A horrible way to do business
John Authers wrote about these problems last week. He is talking about selecting investment managers but the process he describes is familiar. So are the results - poor performance in the case of the investment industry.
Lots of B2B product and service sales work this way. Its a horrible way to buy and an expensive way to sell. Customers end up with the wrong IT, your business ends up with unhappy customers that are hard to service. On a personal level, its a miserable experience to endure. Even when you win.
Yet until now, the tech sector has failed to disrupt B2B sales. Even supported it through a forest of CRM, sales and marketing applications. Worse, these types of models have become the recommended option for B2B startups. Sales quotas, pipelines, funnels and layers of organisations or roles are everywhere.
A turning point - time for disruption
Could this crisis finally be the turning point? I hope so. There has been a shift to digital interaction and it is working for B2B sales. Maybe the old world was not as good as everyone thought it was.

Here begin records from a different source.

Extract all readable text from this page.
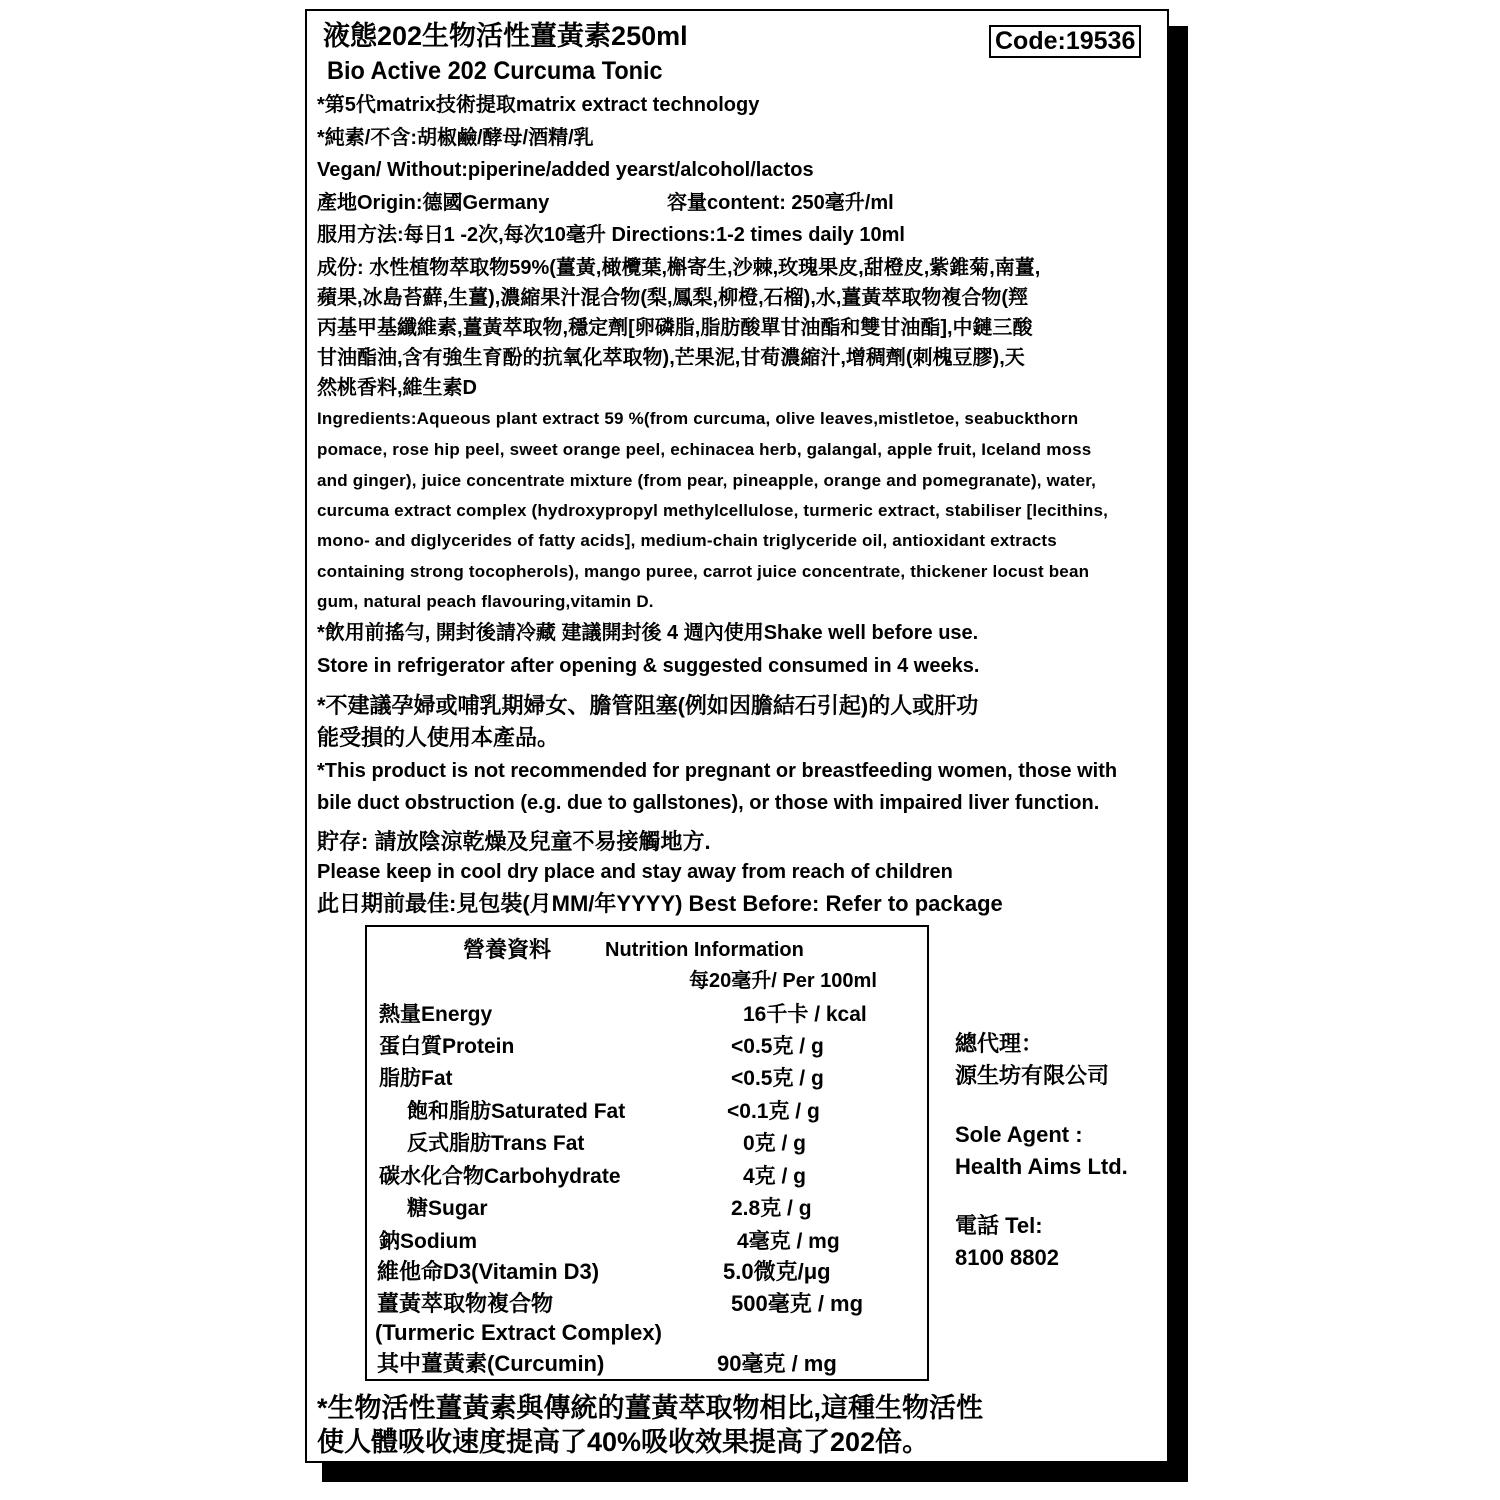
液態202生物活性薑黃素250ml
Bio Active 202 Curcuma Tonic
Code:19536
*第5代matrix技術提取matrix extract technology
*純素/不含:胡椒鹼/酵母/酒精/乳
Vegan/ Without:piperine/added yearst/alcohol/lactos
產地Origin:德國Germany	容量content: 250毫升/ml
服用方法:每日1 -2次,每次10毫升 Directions:1-2 times daily 10ml
成份: 水性植物萃取物59%(薑黃,橄欖葉,槲寄生,沙棘,玫瑰果皮,甜橙皮,紫錐菊,南薑,
蘋果,冰島苔蘚,生薑),濃縮果汁混合物(梨,鳳梨,柳橙,石榴),水,薑黃萃取物複合物(羥
丙基甲基纖維素,薑黃萃取物,穩定劑[卵磷脂,脂肪酸單甘油酯和雙甘油酯],中鏈三酸
甘油酯油,含有強生育酚的抗氧化萃取物),芒果泥,甘荀濃縮汁,增稠劑(刺槐豆膠),天
然桃香料,維生素D
Ingredients:Aqueous plant extract 59 %(from curcuma, olive leaves,mistletoe, seabuckthorn
pomace, rose hip peel, sweet orange peel, echinacea herb, galangal, apple fruit, Iceland moss
and ginger), juice concentrate mixture (from pear, pineapple, orange and pomegranate), water,
curcuma extract complex (hydroxypropyl methylcellulose, turmeric extract, stabiliser [lecithins,
mono- and diglycerides of fatty acids], medium-chain triglyceride oil, antioxidant extracts
containing strong tocopherols), mango puree, carrot juice concentrate, thickener locust bean
gum, natural peach flavouring,vitamin D.
*飲用前搖勻, 開封後請冷藏 建議開封後 4 週內使用Shake well before use.
Store in refrigerator after opening & suggested consumed in 4 weeks.
*不建議孕婦或哺乳期婦女、膽管阻塞(例如因膽結石引起)的人或肝功
能受損的人使用本產品。
*This product is not recommended for pregnant or breastfeeding women, those with
bile duct obstruction (e.g. due to gallstones), or those with impaired liver function.
貯存: 請放陰涼乾燥及兒童不易接觸地方.
Please keep in cool dry place and stay away from reach of children
此日期前最佳:見包裝(月MM/年YYYY) Best Before: Refer to package
營養資料	Nutrition Information
每20毫升/ Per 100ml
熱量Energy	16千卡 / kcal
蛋白質Protein	<0.5克 / g
脂肪Fat	<0.5克 / g
飽和脂肪Saturated Fat	<0.1克 / g
反式脂肪Trans Fat	0克 / g
碳水化合物Carbohydrate	4克 / g
糖Sugar	2.8克 / g
鈉Sodium	4毫克 / mg
維他命D3(Vitamin D3)	5.0微克/μg
薑黃萃取物複合物	500毫克 / mg
(Turmeric Extract Complex)
其中薑黃素(Curcumin)	90毫克 / mg
總代理：
源生坊有限公司
Sole Agent :
Health Aims Ltd.
電話 Tel:
8100 8802
*生物活性薑黃素與傳統的薑黃萃取物相比,這種生物活性
使人體吸收速度提高了40%吸收效果提高了202倍。
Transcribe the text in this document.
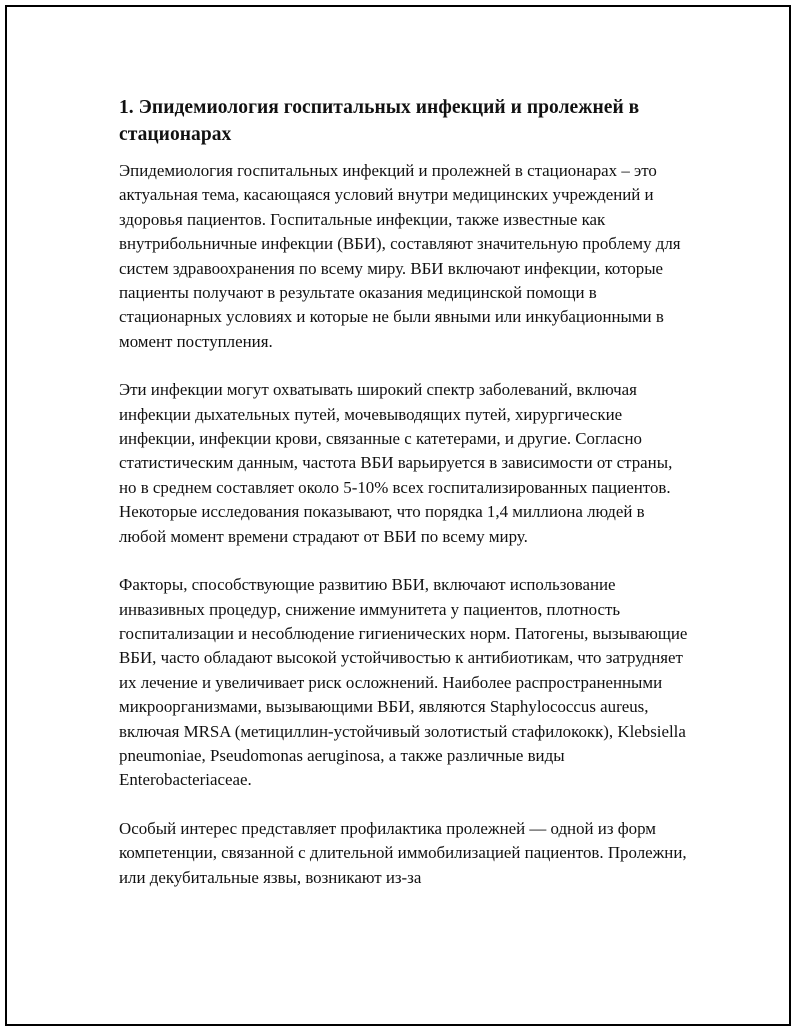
1. Эпидемиология госпитальных инфекций и пролежней в стационарах

Эпидемиология госпитальных инфекций и пролежней в стационарах – это актуальная тема, касающаяся условий внутри медицинских учреждений и здоровья пациентов. Госпитальные инфекции, также известные как внутрибольничные инфекции (ВБИ), составляют значительную проблему для систем здравоохранения по всему миру. ВБИ включают инфекции, которые пациенты получают в результате оказания медицинской помощи в стационарных условиях и которые не были явными или инкубационными в момент поступления.

Эти инфекции могут охватывать широкий спектр заболеваний, включая инфекции дыхательных путей, мочевыводящих путей, хирургические инфекции, инфекции крови, связанные с катетерами, и другие. Согласно статистическим данным, частота ВБИ варьируется в зависимости от страны, но в среднем составляет около 5-10% всех госпитализированных пациентов. Некоторые исследования показывают, что порядка 1,4 миллиона людей в любой момент времени страдают от ВБИ по всему миру.

Факторы, способствующие развитию ВБИ, включают использование инвазивных процедур, снижение иммунитета у пациентов, плотность госпитализации и несоблюдение гигиенических норм. Патогены, вызывающие ВБИ, часто обладают высокой устойчивостью к антибиотикам, что затрудняет их лечение и увеличивает риск осложнений. Наиболее распространенными микроорганизмами, вызывающими ВБИ, являются Staphylococcus aureus, включая MRSA (метициллин-устойчивый золотистый стафилококк), Klebsiella pneumoniae, Pseudomonas aeruginosa, а также различные виды Enterobacteriaceae.

Особый интерес представляет профилактика пролежней — одной из форм компетенции, связанной с длительной иммобилизацией пациентов. Пролежни, или декубитальные язвы, возникают из-за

Its worth thinking about some of the ways this may change the model for B2B SaaS businesses.
Remote/ digital models make international markets more accessible. The network of personal relationships, local events and culture that makes B2B sales hard still exists. But there may be new ways to get inside.

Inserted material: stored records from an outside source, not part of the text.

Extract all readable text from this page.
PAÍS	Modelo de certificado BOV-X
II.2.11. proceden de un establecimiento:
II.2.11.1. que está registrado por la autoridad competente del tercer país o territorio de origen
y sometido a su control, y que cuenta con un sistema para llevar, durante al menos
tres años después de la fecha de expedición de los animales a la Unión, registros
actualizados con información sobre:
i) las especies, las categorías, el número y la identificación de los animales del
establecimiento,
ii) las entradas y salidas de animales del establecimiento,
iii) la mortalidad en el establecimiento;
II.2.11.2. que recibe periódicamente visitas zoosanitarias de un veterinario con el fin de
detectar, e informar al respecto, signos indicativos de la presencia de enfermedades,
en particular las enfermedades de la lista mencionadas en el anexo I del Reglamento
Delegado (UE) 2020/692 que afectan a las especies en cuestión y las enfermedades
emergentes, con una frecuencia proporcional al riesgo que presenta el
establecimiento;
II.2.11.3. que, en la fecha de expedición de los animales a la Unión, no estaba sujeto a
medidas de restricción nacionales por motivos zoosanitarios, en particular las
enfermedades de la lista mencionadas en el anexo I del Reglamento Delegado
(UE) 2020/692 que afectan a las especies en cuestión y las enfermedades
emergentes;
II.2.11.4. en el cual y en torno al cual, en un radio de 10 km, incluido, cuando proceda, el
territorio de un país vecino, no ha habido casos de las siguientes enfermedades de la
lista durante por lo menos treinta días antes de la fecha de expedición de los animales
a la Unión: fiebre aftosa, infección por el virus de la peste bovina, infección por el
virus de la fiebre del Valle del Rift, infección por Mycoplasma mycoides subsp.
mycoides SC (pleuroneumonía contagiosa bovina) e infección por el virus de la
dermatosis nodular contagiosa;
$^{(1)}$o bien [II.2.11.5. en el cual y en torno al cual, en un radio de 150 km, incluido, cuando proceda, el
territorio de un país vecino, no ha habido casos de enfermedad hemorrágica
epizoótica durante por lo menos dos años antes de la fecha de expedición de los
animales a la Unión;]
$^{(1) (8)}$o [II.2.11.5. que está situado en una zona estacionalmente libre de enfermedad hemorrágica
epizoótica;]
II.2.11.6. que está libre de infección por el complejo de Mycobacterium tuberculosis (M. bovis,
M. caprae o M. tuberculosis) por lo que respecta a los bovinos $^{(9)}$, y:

Creating authentic content will matter more than ever. User/ customer journeys through the digital world will be a much larger part of the sales process. We often talk about discovering customers. Switch to B2C mindset - its about the customer discovering your business.
Think about the implications of this quote from Ian Stewart at Deloitte on business transformation. "In an uncertain world, investment and expansion are taking a back seat. Business transformation – digitisation, automation and streamlining – are the key priorities for investment in the next 12 months. This points to the possibly transformational effect of the pandemic in reshaping organisations and how they operate (something that is already being seen in relation to the structuring of work and use of office space)."

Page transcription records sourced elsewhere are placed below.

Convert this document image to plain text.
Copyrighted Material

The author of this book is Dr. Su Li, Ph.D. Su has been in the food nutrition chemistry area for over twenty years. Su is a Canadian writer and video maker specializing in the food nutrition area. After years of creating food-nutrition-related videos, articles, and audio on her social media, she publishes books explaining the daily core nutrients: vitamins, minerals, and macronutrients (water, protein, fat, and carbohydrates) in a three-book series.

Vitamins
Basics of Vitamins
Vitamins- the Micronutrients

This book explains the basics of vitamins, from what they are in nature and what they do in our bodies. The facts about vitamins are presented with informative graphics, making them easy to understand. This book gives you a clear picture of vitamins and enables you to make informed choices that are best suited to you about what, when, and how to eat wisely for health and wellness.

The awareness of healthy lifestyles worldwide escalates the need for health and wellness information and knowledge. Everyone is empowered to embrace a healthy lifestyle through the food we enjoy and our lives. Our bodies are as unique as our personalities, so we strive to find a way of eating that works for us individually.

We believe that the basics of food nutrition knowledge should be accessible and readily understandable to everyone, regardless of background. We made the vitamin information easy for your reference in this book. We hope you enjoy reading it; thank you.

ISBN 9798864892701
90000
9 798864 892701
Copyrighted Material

Lots of businesses will still want competitive quotes. Current buying processes often feel like comparing apples and pears then buying bananas. How do you create a market that satisfies procurement but delivers better outcomes for buyers and sellers?
An opportunity for to build
There is also a massive opportunity startup here. McKinsey’s analysis concentrates on digital versions of the existing sales process. A much more insightful view was offered by Jason Fried in remote work is a platform. Doing the same thing but digital is a first faltering step.
B2B Sales (and much else) will be digital when native tools and platforms are adopted. Some great businesses will be built by innovating to create the new digital world of B2B sales. I would love to hear from people who are working on this kind of idea.
Observations:
At a slight tangent to the article above. A VC offers a great example of why current sales pipeline models don’t work. The questions in the article that an investor might ask are insightful. Exactly the things that you should be thinking about anyway. Yet the sales pipeline template at the top of the piece gives none of the answers. You need to understand the assumptions not the numbers. So why not just ask the questions?
I lived in Africa for three years and as the saying goes, Africa gets in your blood. Three good articles here which show both the complexity of the challenge and the opportunity to learn from a part of the world we ignore too often:
Illicit capital outflows exceed aid payments to Africa. There is no point in sending more aid to Africa unless this is addressed. Hard problems will need long patient solutions. People die because we think going down the street to shout at a statue is making a difference.
On the flip side remittances have jumped 20% this year - reasons unclear. This is another vital part of the picture. One of the issues with aid is that it is rich Governments managing the economy of poor countries. Made worse by using bad local Governments as a distribution channel. It would be much better to follow remittances and be led by the needs of people.
What developing countries especially in Africa can teach about managing the pandemic. In all parts of the UK we seemed to have ignored these lessons. To compound the error, many countries in Africa will face a debt crisis that may impoverish millions. So once again the poorest will suffer from the mistakes of the rich world.